Each group of students were to compose a new piece of work by combing extracted samples from the images available, the only rule was that students used traditional methodologies used to lyrically compose hip hop and rap music, in the case of this assignment was multiples of 16 bars. Each extracted sample of the imagery represents an individual bar of the new composition. Take a look below for some images of the groups in action. The resulting piece of work was to represent "Picasso Baby" or a view of society.

Below are some action shots of the student groups.

This student compares two works from Picasso, "The Crying Woman" in the left hand  and "Les Demoiselle d'Avignon" in the right hand as Leonardo da Vinci's Mona Lisa lay on the table adjacent to an image of the Tate Modern in London. All referenced in Jay Z's song "Picasso Baby".

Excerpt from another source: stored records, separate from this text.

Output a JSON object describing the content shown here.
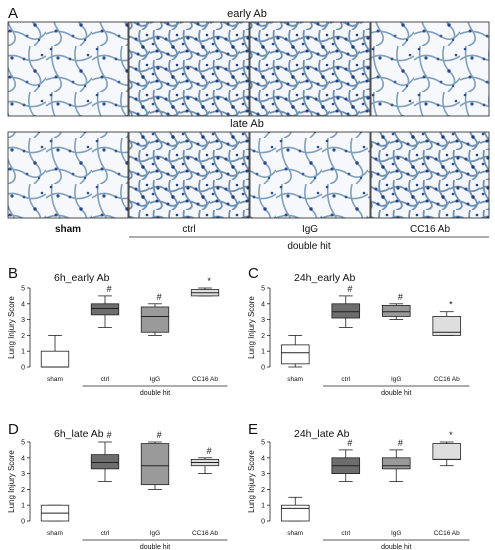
{
  "panel_a": {
    "letter": "A",
    "row1_label": "early Ab",
    "row2_label": "late Ab",
    "groups": [
      "sham",
      "ctrl",
      "IgG",
      "CC16 Ab"
    ],
    "double_hit_label": "double hit"
  },
  "chart_data": [
    {
      "letter": "B",
      "type": "box",
      "title": "6h_early Ab",
      "ylabel": "Lung Injury Score",
      "ylim": [
        0,
        5
      ],
      "yticks": [
        0,
        1,
        2,
        3,
        4,
        5
      ],
      "categories": [
        "sham",
        "ctrl",
        "IgG",
        "CC16 Ab"
      ],
      "bracket_label": "double hit",
      "boxes": [
        {
          "min": 0,
          "q1": 0,
          "median": 0,
          "q3": 1,
          "max": 2,
          "fill": "#ffffff",
          "sig": ""
        },
        {
          "min": 2.5,
          "q1": 3.3,
          "median": 3.7,
          "q3": 4,
          "max": 4.5,
          "fill": "#6d6d6d",
          "sig": "#"
        },
        {
          "min": 2,
          "q1": 2.2,
          "median": 3.2,
          "q3": 3.8,
          "max": 4,
          "fill": "#9a9a9a",
          "sig": "#"
        },
        {
          "min": 4.5,
          "q1": 4.5,
          "median": 4.7,
          "q3": 4.9,
          "max": 5,
          "fill": "#dedede",
          "sig": "*"
        }
      ]
    },
    {
      "letter": "C",
      "type": "box",
      "title": "24h_early Ab",
      "ylabel": "Lung Injury Score",
      "ylim": [
        0,
        5
      ],
      "yticks": [
        0,
        1,
        2,
        3,
        4,
        5
      ],
      "categories": [
        "sham",
        "ctrl",
        "IgG",
        "CC16 Ab"
      ],
      "bracket_label": "double hit",
      "boxes": [
        {
          "min": 0,
          "q1": 0.2,
          "median": 0.9,
          "q3": 1.4,
          "max": 2,
          "fill": "#ffffff",
          "sig": ""
        },
        {
          "min": 2.5,
          "q1": 3.1,
          "median": 3.5,
          "q3": 4,
          "max": 4.5,
          "fill": "#6d6d6d",
          "sig": "#"
        },
        {
          "min": 3,
          "q1": 3.2,
          "median": 3.5,
          "q3": 3.9,
          "max": 4,
          "fill": "#9a9a9a",
          "sig": "#"
        },
        {
          "min": 2,
          "q1": 2,
          "median": 2.2,
          "q3": 3.2,
          "max": 3.5,
          "fill": "#dedede",
          "sig": "*"
        }
      ]
    },
    {
      "letter": "D",
      "type": "box",
      "title": "6h_late Ab",
      "ylabel": "Lung Injury Score",
      "ylim": [
        0,
        5
      ],
      "yticks": [
        0,
        1,
        2,
        3,
        4,
        5
      ],
      "categories": [
        "sham",
        "ctrl",
        "IgG",
        "CC16 Ab"
      ],
      "bracket_label": "double hit",
      "boxes": [
        {
          "min": 0,
          "q1": 0,
          "median": 0.5,
          "q3": 1,
          "max": 1,
          "fill": "#ffffff",
          "sig": ""
        },
        {
          "min": 2.5,
          "q1": 3.3,
          "median": 3.7,
          "q3": 4.2,
          "max": 5,
          "fill": "#6d6d6d",
          "sig": "#"
        },
        {
          "min": 2,
          "q1": 2.3,
          "median": 3.5,
          "q3": 4.9,
          "max": 5,
          "fill": "#9a9a9a",
          "sig": "#"
        },
        {
          "min": 3,
          "q1": 3.5,
          "median": 3.7,
          "q3": 3.9,
          "max": 4,
          "fill": "#dedede",
          "sig": "#"
        }
      ]
    },
    {
      "letter": "E",
      "type": "box",
      "title": "24h_late Ab",
      "ylabel": "Lung Injury Score",
      "ylim": [
        0,
        5
      ],
      "yticks": [
        0,
        1,
        2,
        3,
        4,
        5
      ],
      "categories": [
        "sham",
        "ctrl",
        "IgG",
        "CC16 Ab"
      ],
      "bracket_label": "double hit",
      "boxes": [
        {
          "min": 0,
          "q1": 0,
          "median": 0.8,
          "q3": 1,
          "max": 1.5,
          "fill": "#ffffff",
          "sig": ""
        },
        {
          "min": 2.5,
          "q1": 3,
          "median": 3.5,
          "q3": 4,
          "max": 4.5,
          "fill": "#6d6d6d",
          "sig": "#"
        },
        {
          "min": 2.5,
          "q1": 3.3,
          "median": 3.5,
          "q3": 4,
          "max": 4.5,
          "fill": "#9a9a9a",
          "sig": "#"
        },
        {
          "min": 3.5,
          "q1": 3.9,
          "median": 3.9,
          "q3": 4.9,
          "max": 5,
          "fill": "#dedede",
          "sig": "*"
        }
      ]
    }
  ]
}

Two students discuss the philosophy of Mark Rothko and how not only his art but the philosophy behind it can be incorporated into their composition.                                                                                                                                     Jay - Z's lyrics: "I'm never satisfied, can't knock my hustle. I wanna Rothko, no I wanna brothel".


Scattered on the students desk are the lyrical references which compose Jay Z's Song "Picasso Baby". Centered on the table is an image of the Tate Modern, The student with at the bottom of the photo has dissected an Andy Warhol and a Mona Lisa image. To the far side of the table a student has in her grasp concept imagery of Riccardo Tisci Givenchy clothes flanked by a Picasso. Jay Z's lyrics: I just wanna live life colossal, Leonardo Da Vinci flows, Riccardo Tisci Givenchy clothes...

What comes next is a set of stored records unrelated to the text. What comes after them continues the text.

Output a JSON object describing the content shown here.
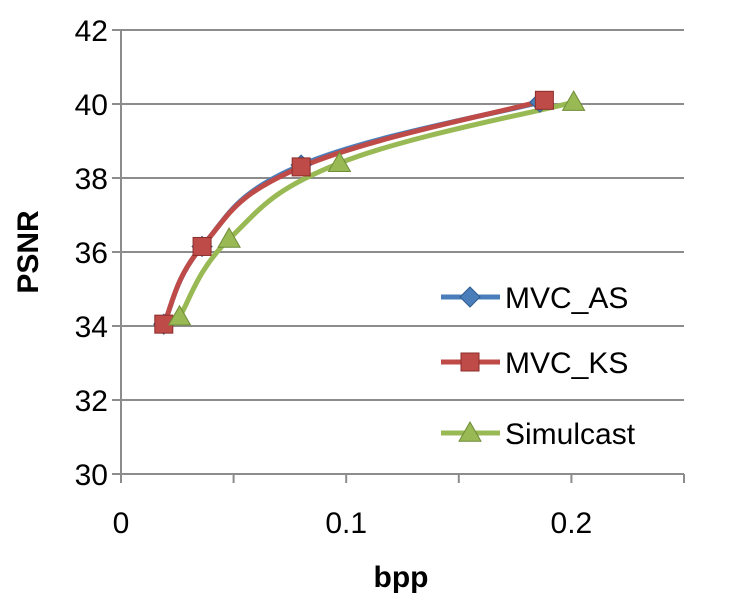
{
  "chart_data": {
    "type": "line",
    "title": "",
    "xlabel": "bpp",
    "ylabel": "PSNR",
    "xlim": [
      0,
      0.25
    ],
    "ylim": [
      30,
      42
    ],
    "xticks": [
      0,
      0.1,
      0.2
    ],
    "xtick_labels": [
      "0",
      "0.1",
      "0.2"
    ],
    "yticks": [
      30,
      32,
      34,
      36,
      38,
      40,
      42
    ],
    "ytick_labels": [
      "30",
      "32",
      "34",
      "36",
      "38",
      "40",
      "42"
    ],
    "grid": "horizontal",
    "legend_position": "right",
    "series": [
      {
        "name": "MVC_AS",
        "marker": "diamond",
        "color": "#4a7ebb",
        "x": [
          0.019,
          0.036,
          0.08,
          0.186
        ],
        "y": [
          34.05,
          36.15,
          38.35,
          40.05
        ]
      },
      {
        "name": "MVC_KS",
        "marker": "square",
        "color": "#be4b48",
        "x": [
          0.019,
          0.036,
          0.08,
          0.188
        ],
        "y": [
          34.05,
          36.15,
          38.3,
          40.1
        ]
      },
      {
        "name": "Simulcast",
        "marker": "triangle",
        "color": "#98b954",
        "x": [
          0.026,
          0.048,
          0.097,
          0.201
        ],
        "y": [
          34.25,
          36.35,
          38.4,
          40.05
        ]
      }
    ]
  }
}
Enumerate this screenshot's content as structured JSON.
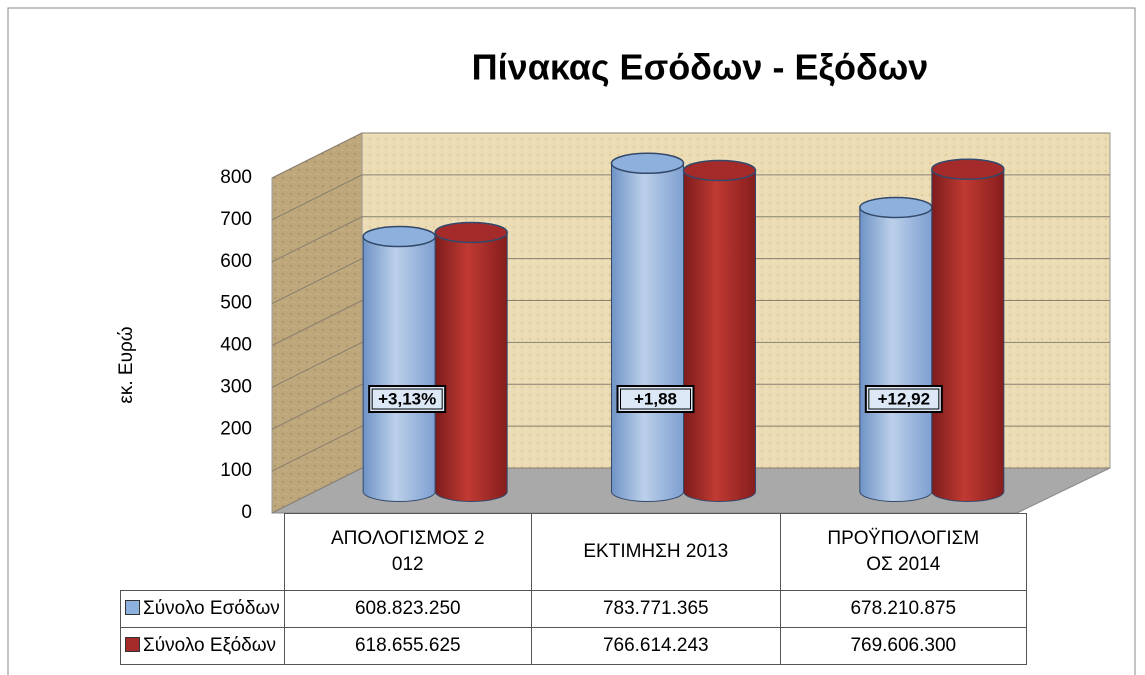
{
  "chart_data": {
    "type": "bar3d-cylinder",
    "title": "Πίνακας Εσόδων - Εξόδων",
    "ylabel": "εκ. Ευρώ",
    "categories": [
      "ΑΠΟΛΟΓΙΣΜΟΣ 2012",
      "ΕΚΤΙΜΗΣΗ 2013",
      "ΠΡΟΫΠΟΛΟΓΙΣΜΟΣ 2014"
    ],
    "series": [
      {
        "name": "Σύνολο Εσόδων",
        "color": "#8eb0dc",
        "values": [
          608.82325,
          783.771365,
          678.210875
        ],
        "value_labels": [
          "608.823.250",
          "783.771.365",
          "678.210.875"
        ]
      },
      {
        "name": "Σύνολο Εξόδων",
        "color": "#a52a2a",
        "values": [
          618.655625,
          766.614243,
          769.6063
        ],
        "value_labels": [
          "618.655.625",
          "766.614.243",
          "769.606.300"
        ]
      }
    ],
    "annotations": [
      "+3,13%",
      "+1,88",
      "+12,92"
    ],
    "ylim": [
      0,
      800
    ],
    "yticks": [
      0,
      100,
      200,
      300,
      400,
      500,
      600,
      700,
      800
    ],
    "grid": true
  }
}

Abstract Art Inspired by Jay Z's - "Picasso Baby"

Each group was given 45 minutes to create their abstracted representations of Picasso Baby, some of the results are below. As expected, students deviated from the initial directions as not to limit their creative abilities, similar to what we are currently seeing within hip hop music today. I see no problem with bending the rules, break the mold, be new, be daring, especially if it heightens your results.

Title - "Face Forward" - This piece is a representation of the many faces which make up America and the right way to tackle diversity. The strips of imagery are woven together making the following statement. To overcome social issues amongst diverse individuals, we must seek to not simply coexist in space, but find overlapping similarities which allow our lives to become woven and see the strength and beauty we are able to exhibit as a unit.

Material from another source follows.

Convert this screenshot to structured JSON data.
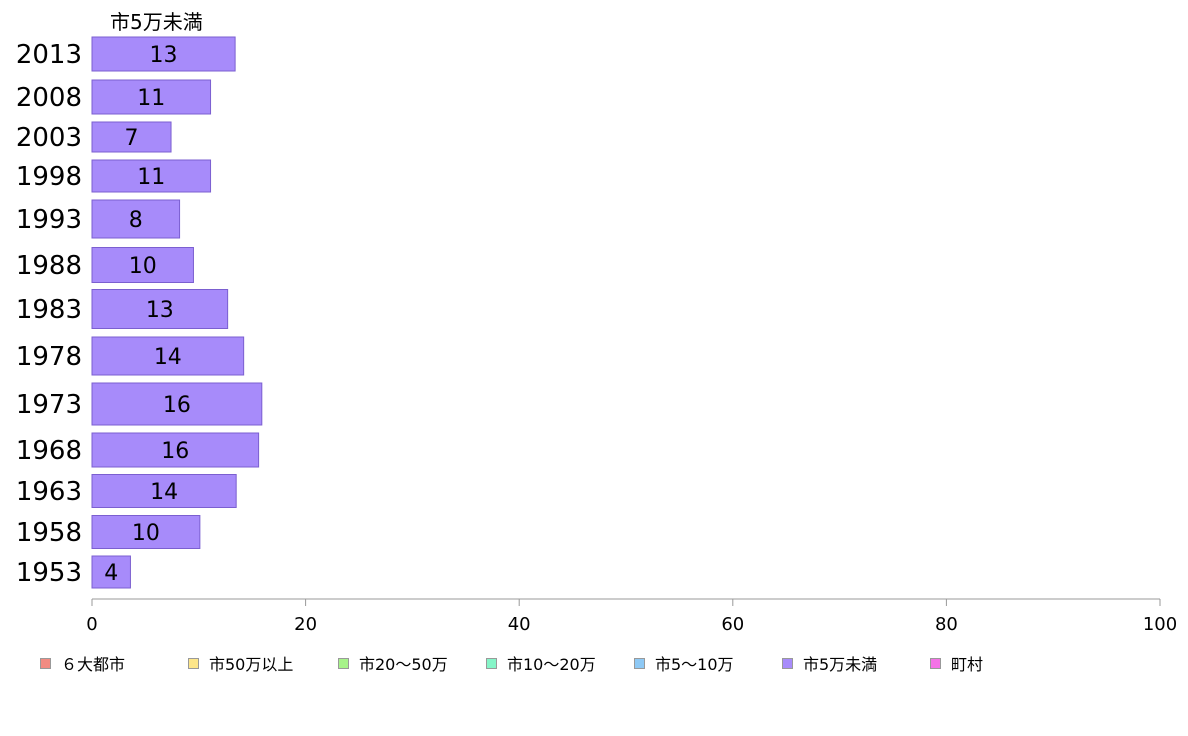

Title - Facing Your Fears / Lost of Innocence - This group piece represents the individual's reflection of the temptations that he faces as he proceeds into the world from the warm embrace of his mother's arms. There are three frames in which a man can view himself in society and the temptations and challenges fluctuate between those frames, the first frame is viewing the world while in your mother's embrace, the second frame is envisioning ones self in society prior to moving into the world, the last frame is the first person account of what happens in the world.

Title - No Ceiling - It's a representation of glass ceilings to the possibilities found in the sky (celebrity, fame, wealth, opportunity, etc.) as represented by "celebrate Hollywood", the woman character below is in a very eccentric, upscale-looking garb despite being at the bottom. She is at the bottom of the map (literally), the food chain, surrounded by a high rise housing project. The red is symbolic of blood shed found at that bottom level resulting from attempts to ascend to the top. There are also two black power fists here representative of pride and the iron fist that systemically dominates people at this level. There's so much white space to represent how vast and bleak the distance is as one ascends/descends the scale presented. The strips of gold along the literal, glass ceiling is to tease what success may bring before seeing the true heights of potential success.

Title - "Poser Macklemore Wins Grammy For Pants"

Title - Everything That Glitters Aint' Gold - This piece is about the saturation of materialism and sexuality in society.

Yes the title was a bit misleading...or was it? I hope you enjoyed. More to come soon!